I have to admit, this year has been a journey for me. At first, I was a displaced caregiver trying to find a purpose. Then, I became Super Mormon Primary Woman....and I still try to fill those shoes every Sunday, but it can't consume my life. And then...I found them. I found a group where I belong. I found women like me. These women struggle with the thing they lack at times and celebrate it at others. They have careers. They have hobbies. They understand. And thus, the journey to self acceptance began for the first time in my adult life. We talk-figuratively. We cry. We laugh. We understand and most importantly, we accept. We build and support. We comfort. We empathize. We pray for each other and for ourselves. I'm usually not a huge supporter of sharing information with people I've never met- but they are different. I could not have made it through this year without them. Y'all know who you are. Heavenly Father must really love us an awful lot because He made us all awesome...and then led us to each other.

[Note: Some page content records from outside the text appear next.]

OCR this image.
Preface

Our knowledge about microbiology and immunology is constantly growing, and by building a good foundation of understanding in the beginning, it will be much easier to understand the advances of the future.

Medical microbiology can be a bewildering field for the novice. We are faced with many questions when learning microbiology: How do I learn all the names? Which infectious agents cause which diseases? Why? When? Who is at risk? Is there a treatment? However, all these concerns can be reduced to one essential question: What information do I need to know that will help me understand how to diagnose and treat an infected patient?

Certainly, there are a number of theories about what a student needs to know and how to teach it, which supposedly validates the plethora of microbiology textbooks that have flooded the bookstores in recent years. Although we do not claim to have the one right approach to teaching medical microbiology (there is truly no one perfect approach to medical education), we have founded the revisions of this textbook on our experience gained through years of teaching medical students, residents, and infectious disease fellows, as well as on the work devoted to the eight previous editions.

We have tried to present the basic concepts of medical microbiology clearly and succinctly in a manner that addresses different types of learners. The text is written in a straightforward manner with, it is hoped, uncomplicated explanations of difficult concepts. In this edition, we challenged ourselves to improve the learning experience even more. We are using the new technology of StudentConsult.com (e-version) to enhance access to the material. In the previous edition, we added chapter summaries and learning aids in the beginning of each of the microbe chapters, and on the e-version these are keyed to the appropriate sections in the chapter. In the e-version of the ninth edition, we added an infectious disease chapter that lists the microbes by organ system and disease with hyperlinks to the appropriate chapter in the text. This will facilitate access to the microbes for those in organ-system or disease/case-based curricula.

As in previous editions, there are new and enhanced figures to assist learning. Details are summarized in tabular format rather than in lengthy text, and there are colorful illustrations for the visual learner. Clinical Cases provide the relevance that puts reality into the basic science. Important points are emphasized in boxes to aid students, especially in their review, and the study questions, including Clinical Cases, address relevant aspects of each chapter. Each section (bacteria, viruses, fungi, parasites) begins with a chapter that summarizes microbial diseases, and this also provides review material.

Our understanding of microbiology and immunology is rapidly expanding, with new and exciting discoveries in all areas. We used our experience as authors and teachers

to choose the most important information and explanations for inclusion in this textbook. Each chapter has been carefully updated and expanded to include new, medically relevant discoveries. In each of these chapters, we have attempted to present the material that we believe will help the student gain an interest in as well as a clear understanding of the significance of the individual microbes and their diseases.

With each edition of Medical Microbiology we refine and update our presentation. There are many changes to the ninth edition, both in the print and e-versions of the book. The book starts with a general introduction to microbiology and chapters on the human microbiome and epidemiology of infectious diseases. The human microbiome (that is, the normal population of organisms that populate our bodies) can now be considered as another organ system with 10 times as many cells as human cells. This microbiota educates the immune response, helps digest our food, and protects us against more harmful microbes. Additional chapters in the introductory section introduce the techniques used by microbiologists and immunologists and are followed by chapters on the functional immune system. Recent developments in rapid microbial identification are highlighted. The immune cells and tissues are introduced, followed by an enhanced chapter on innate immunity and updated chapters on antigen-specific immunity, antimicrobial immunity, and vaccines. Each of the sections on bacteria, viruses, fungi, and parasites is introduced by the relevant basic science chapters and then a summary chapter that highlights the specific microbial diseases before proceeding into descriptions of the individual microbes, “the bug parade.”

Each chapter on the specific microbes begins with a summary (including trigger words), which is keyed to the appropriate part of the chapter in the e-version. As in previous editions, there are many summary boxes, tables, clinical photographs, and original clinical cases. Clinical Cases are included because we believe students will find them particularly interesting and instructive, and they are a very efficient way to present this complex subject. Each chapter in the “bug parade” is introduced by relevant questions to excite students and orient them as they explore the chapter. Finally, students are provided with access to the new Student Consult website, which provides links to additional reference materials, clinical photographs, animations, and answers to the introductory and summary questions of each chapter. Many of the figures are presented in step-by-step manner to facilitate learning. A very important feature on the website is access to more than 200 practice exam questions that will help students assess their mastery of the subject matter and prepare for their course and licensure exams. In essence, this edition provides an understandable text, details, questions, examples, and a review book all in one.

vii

I know this post is incredibly vague, but for right now, it has to be. I am just so grateful that Heavenly Father puts people in our lives for a reason. I'm glad He put us here and gave us hearts to feel and understand. I am grateful for a little Facebook group of 23 women from all over the world that helps me to not feel like such a misfit. I may never meet some of them, but I am glad to know them. I am glad for their part in my life and in my journey.
And all because I figured out that I am Christina Yang.